There are two still photographers in the exhibit, Carlo Cremonini ‘21 of Cambridge, Mass., and Blaise Marceau ’21 of Waban, Mass.
Marceau’s images join landscapes with figures, mixing realism and artifice, trying to create a sense of mystery and narrative. He fills his spare time with mountain biking, hiking, fishing, and camping in Maine.
“Capturing the natural beauty of the wilderness through photography goes hand in hand with my passion for the outdoors,” he says. His spin on the form is to keep the identities of his subjects hidden. “This puts more focus on the figure as a whole.”
Cremonini has traditionally worked in 35mm film photography. In fact, the digital course he’s taken during the final semester of his senior year is the first non-analog course he’s taken. But his thesis work is focused on pinhole photography he began while at home in Cambridge last spring after his study abroad program in Florence shut down.

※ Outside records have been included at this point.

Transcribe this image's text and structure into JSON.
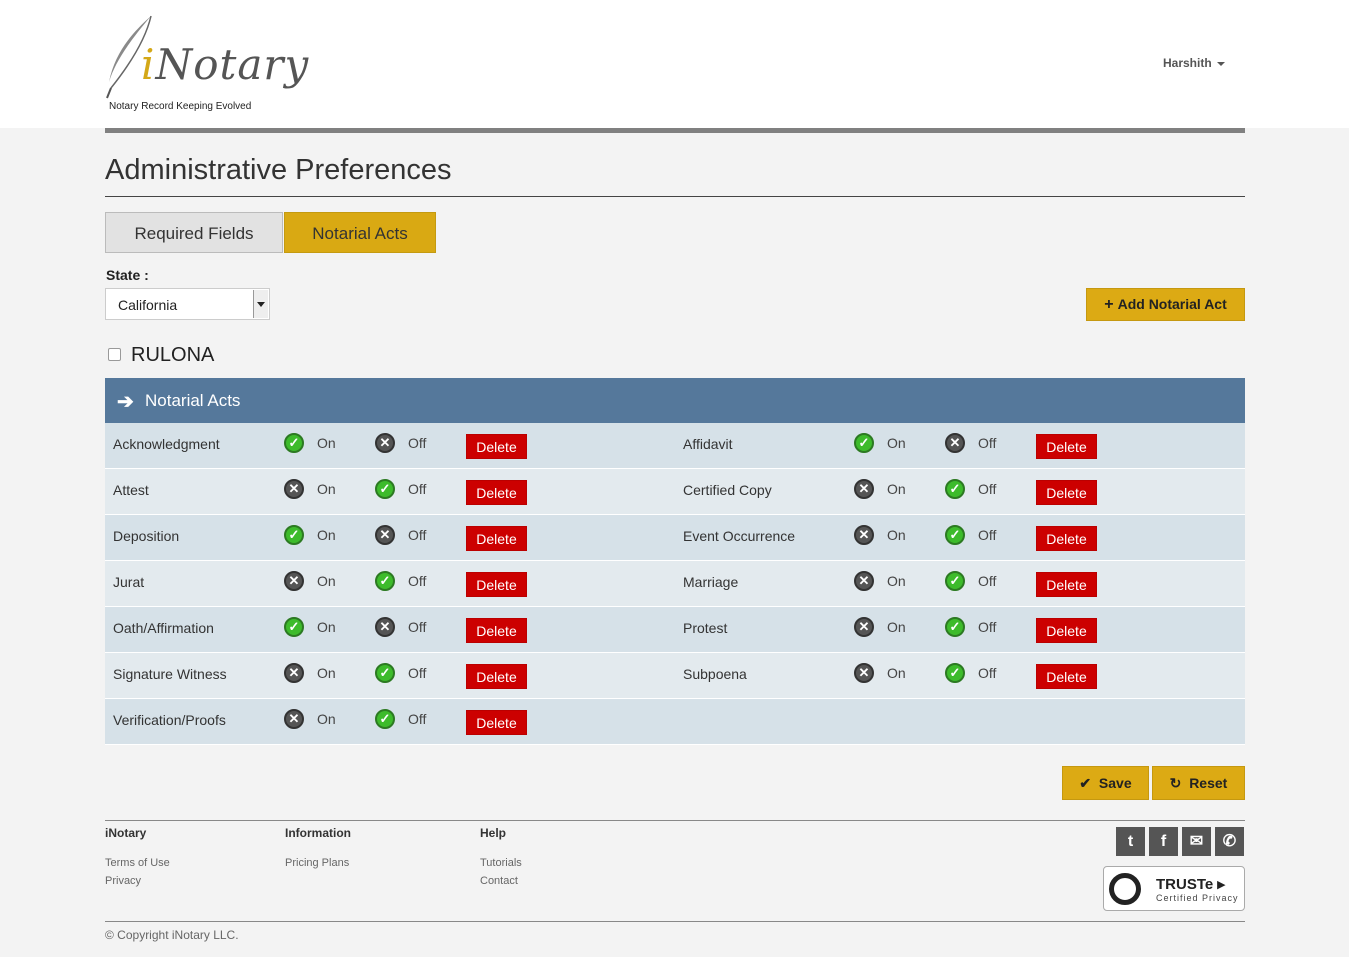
{
  "header": {
    "logo_text_i": "i",
    "logo_text_rest": "Notary",
    "logo_tagline": "Notary Record Keeping Evolved",
    "user_name": "Harshith"
  },
  "page": {
    "title": "Administrative Preferences",
    "tabs": [
      {
        "label": "Required Fields",
        "active": false
      },
      {
        "label": "Notarial Acts",
        "active": true
      }
    ]
  },
  "state": {
    "label": "State :",
    "selected": "California"
  },
  "add_button_label": "Add Notarial Act",
  "rulona_label": "RULONA",
  "rulona_checked": false,
  "panel": {
    "title": "Notarial Acts"
  },
  "labels": {
    "on": "On",
    "off": "Off",
    "delete": "Delete"
  },
  "acts": [
    {
      "name": "Acknowledgment",
      "enabled": true
    },
    {
      "name": "Affidavit",
      "enabled": true
    },
    {
      "name": "Attest",
      "enabled": false
    },
    {
      "name": "Certified Copy",
      "enabled": false
    },
    {
      "name": "Deposition",
      "enabled": true
    },
    {
      "name": "Event Occurrence",
      "enabled": false
    },
    {
      "name": "Jurat",
      "enabled": false
    },
    {
      "name": "Marriage",
      "enabled": false
    },
    {
      "name": "Oath/Affirmation",
      "enabled": true
    },
    {
      "name": "Protest",
      "enabled": false
    },
    {
      "name": "Signature Witness",
      "enabled": false
    },
    {
      "name": "Subpoena",
      "enabled": false
    },
    {
      "name": "Verification/Proofs",
      "enabled": false
    }
  ],
  "actions": {
    "save": "Save",
    "reset": "Reset"
  },
  "footer": {
    "columns": [
      {
        "heading": "iNotary",
        "links": [
          "Terms of Use",
          "Privacy"
        ]
      },
      {
        "heading": "Information",
        "links": [
          "Pricing Plans"
        ]
      },
      {
        "heading": "Help",
        "links": [
          "Tutorials",
          "Contact"
        ]
      }
    ],
    "social": [
      "twitter-icon",
      "facebook-icon",
      "email-icon",
      "phone-icon"
    ],
    "truste_name": "TRUSTe",
    "truste_sub": "Certified Privacy",
    "copyright": "© Copyright iNotary LLC."
  },
  "colors": {
    "accent": "#dcaa14",
    "panel": "#55789b",
    "delete": "#cc0000",
    "on_green": "#3dbb2b"
  }
}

“Very much a product of the times,” he says. “I no longer had access to a darkroom.”
He could set himself up with little more than a camera built from materials at hand (a paint can works well) and make his prints in a closet. Displaying this work from equipment that could cost only $30, rather than meticulously processed and printed work from 35mm film, is a form of advocacy. “This feels a little bit more like guerrilla photography, which I like because the barrier for entry is very low.”
Carlo Cremonini
He appreciates the kind of images it yields. “You get this kind of blurriness,” he says. “You get these expressions because people are stuck in time, so there is this kind of reminder of the past, those old photographers where people look very posed and serious, but of course the subjects are very contemporary.”

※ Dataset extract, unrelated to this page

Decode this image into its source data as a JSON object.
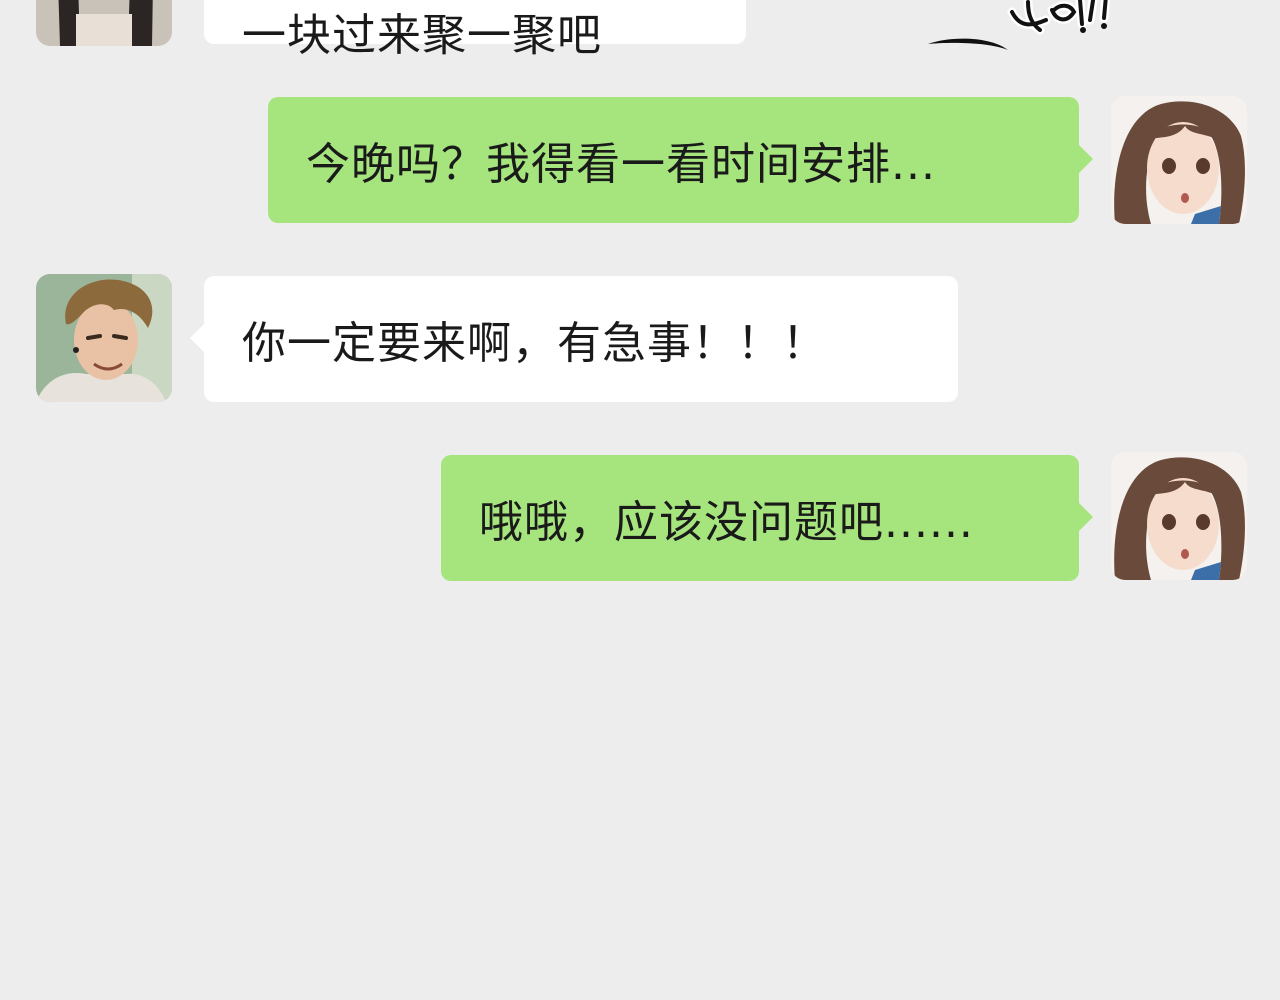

He’s presenting the work in its negative form, and asking viewers to use their smartphones to invert them (under accessibility settings). And Cremonini is looking forward to having a chance to interact with visitors to the museum, just in case they fumble with those settings, and or better yet, want to talk about the art. “I think I would get a lot out of hearing people’s feelings about the work.”
For this art born out of a time of isolation and confusion, ending on a note of connectivity is truly a reward.